先程くぐった赤い鳥居のそばまで来ると、彼は鳥居をくぐらず山の裏手の方へと歩みを進めた。
「あれっ?ハヤト、階段降りないの?」
どこに行くんだろうと慌てて問いかければ、彼はくるっとこちらを振り返って
悪戯そうな笑みを浮かべた。
「階段なんて降りんのめんどくせーだろ?もっと効率的な方法で行こうぜ」
そう笑った彼の瞳がニヤリと歪む。
なんていうか、ちょっと怖くて悪い顔。
いたずらを考えついた子供みたいな…。
山の裏手には稲荷神社へ参拝する人たちのために車が通れる道が整備されていた。
綱吉はそこを降りていくのかと思ったのだけれど、当のハヤトはそちらには目も向けず、
その脇に突き出していた、けもの道のような通路を突き進んでゆく。
「ねぇ、ハヤト、どこ行くの?なんかちょっとここ怖いよ」
通っているのは確かに道だけれど、草はボウボウだし腐った木が倒れてるしで
人が使っているようには全然見えなかった。
綱吉は不安になって彼の手をクイクイと引いてみたが、
「大丈夫、大丈夫」
と、彼は全く取り合わない。
仕方なくそのまま後をついて行くと、急に視界の開けた場所に出た。
そこは町の西側を見渡せる、人気の無い断崖絶壁とでも言えるような場所だった。
「――ほら、すげーキレイだろ? 正面から見た景色もいいけどな、
ここは真正面に夕日が沈んでくのが見れるんだ」
「…へ、へぇ〜…!」
ちょっと足もとが不安だったけれど、確かにここもすごく景色がいい。
場所が違っただけでこんなにも雰囲気が違って見えるものなのかと思う。
南側は田畑の景色が多かったけれど、西側の景色はどちらかというと民家が多い印象だ。
足もと見えるあれは、たぶん商店街だろう。
そんなに大きくはないけれど、いくつかの店が集まって軒を連ねていた。
「ここから行くのが一番早いんだ。
夕日はまた今度見せてやるから、今日はあそこに行こうぜ」
「――えっ?」
「危ないからな。
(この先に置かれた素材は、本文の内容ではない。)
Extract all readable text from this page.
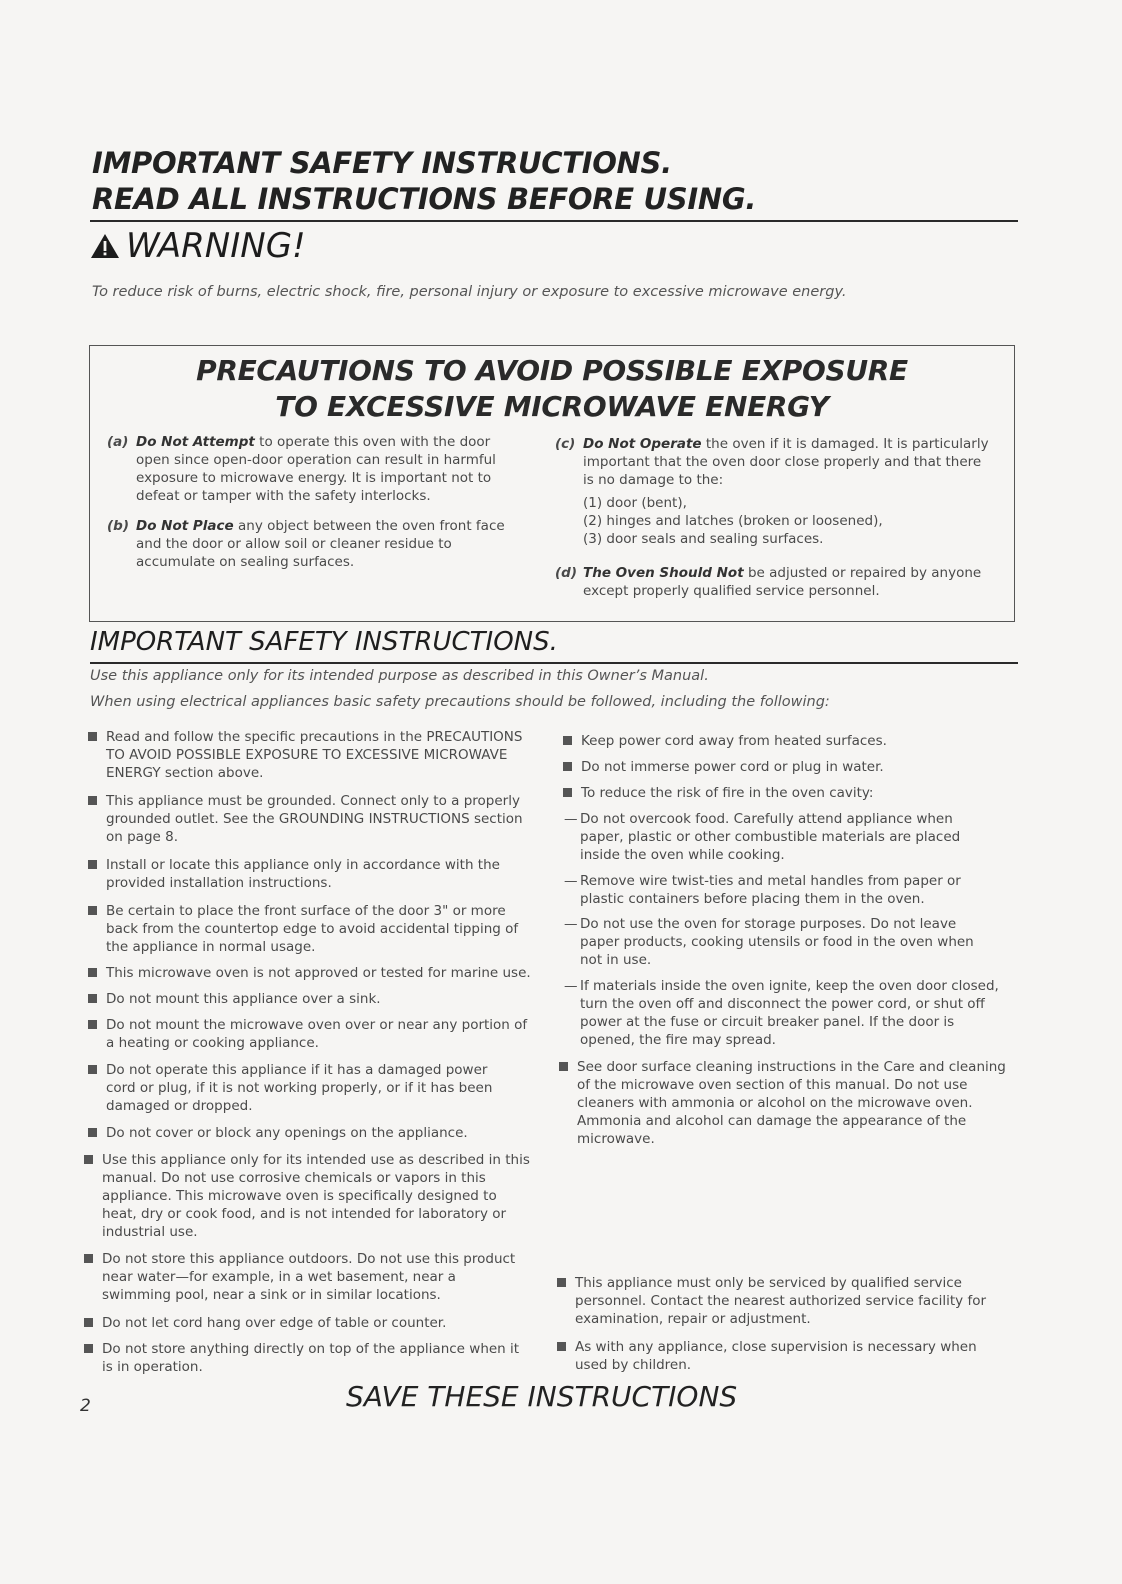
IMPORTANT SAFETY INSTRUCTIONS.
READ ALL INSTRUCTIONS BEFORE USING.
WARNING!
To reduce risk of burns, electric shock, fire, personal injury or exposure to excessive microwave energy.
PRECAUTIONS TO AVOID POSSIBLE EXPOSURE
TO EXCESSIVE MICROWAVE ENERGY
(a) Do Not Attempt to operate this oven with the door open since open-door operation can result in harmful exposure to microwave energy. It is important not to defeat or tamper with the safety interlocks.
(b) Do Not Place any object between the oven front face and the door or allow soil or cleaner residue to accumulate on sealing surfaces.
(c) Do Not Operate the oven if it is damaged. It is particularly important that the oven door close properly and that there is no damage to the:
(1) door (bent),
(2) hinges and latches (broken or loosened),
(3) door seals and sealing surfaces.
(d) The Oven Should Not be adjusted or repaired by anyone except properly qualified service personnel.
IMPORTANT SAFETY INSTRUCTIONS.
Use this appliance only for its intended purpose as described in this Owner’s Manual.
When using electrical appliances basic safety precautions should be followed, including the following:
Read and follow the specific precautions in the PRECAUTIONS TO AVOID POSSIBLE EXPOSURE TO EXCESSIVE MICROWAVE ENERGY section above.
This appliance must be grounded. Connect only to a properly grounded outlet. See the GROUNDING INSTRUCTIONS section on page 8.
Install or locate this appliance only in accordance with the provided installation instructions.
Be certain to place the front surface of the door 3" or more back from the countertop edge to avoid accidental tipping of the appliance in normal usage.
This microwave oven is not approved or tested for marine use.
Do not mount this appliance over a sink.
Do not mount the microwave oven over or near any portion of a heating or cooking appliance.
Do not operate this appliance if it has a damaged power cord or plug, if it is not working properly, or if it has been damaged or dropped.
Do not cover or block any openings on the appliance.
Use this appliance only for its intended use as described in this manual. Do not use corrosive chemicals or vapors in this appliance. This microwave oven is specifically designed to heat, dry or cook food, and is not intended for laboratory or industrial use.
Do not store this appliance outdoors. Do not use this product near water—for example, in a wet basement, near a swimming pool, near a sink or in similar locations.
Do not let cord hang over edge of table or counter.
Do not store anything directly on top of the appliance when it is in operation.
Keep power cord away from heated surfaces.
Do not immerse power cord or plug in water.
To reduce the risk of fire in the oven cavity:
— Do not overcook food. Carefully attend appliance when paper, plastic or other combustible materials are placed inside the oven while cooking.
— Remove wire twist-ties and metal handles from paper or plastic containers before placing them in the oven.
— Do not use the oven for storage purposes. Do not leave paper products, cooking utensils or food in the oven when not in use.
— If materials inside the oven ignite, keep the oven door closed, turn the oven off and disconnect the power cord, or shut off power at the fuse or circuit breaker panel. If the door is opened, the fire may spread.
See door surface cleaning instructions in the Care and cleaning of the microwave oven section of this manual. Do not use cleaners with ammonia or alcohol on the microwave oven. Ammonia and alcohol can damage the appearance of the microwave.
This appliance must only be serviced by qualified service personnel. Contact the nearest authorized service facility for examination, repair or adjustment.
As with any appliance, close supervision is necessary when used by children.
SAVE THESE INSTRUCTIONS
2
―――ちゃんとつかまってろよ?」
「えっ、なにっ? どこ……」
意味が分からずに問いかけようとした刹那―――、
強い突風がいきなり背後から吹き抜けて、彼らの身体はふわりと宙に浮いていた。
―――まるで木の葉が舞い上げられたかのように……。
「ひ、ひえぇぇ〜……」
何が起きたのか分からず咄嗟に隼人の腕を掴んだが、
彼は楽しそうに綱吉を見ると「気持ちいいだろ?慣れたらクセになるぜ」と悪戯そうに笑ったのだった。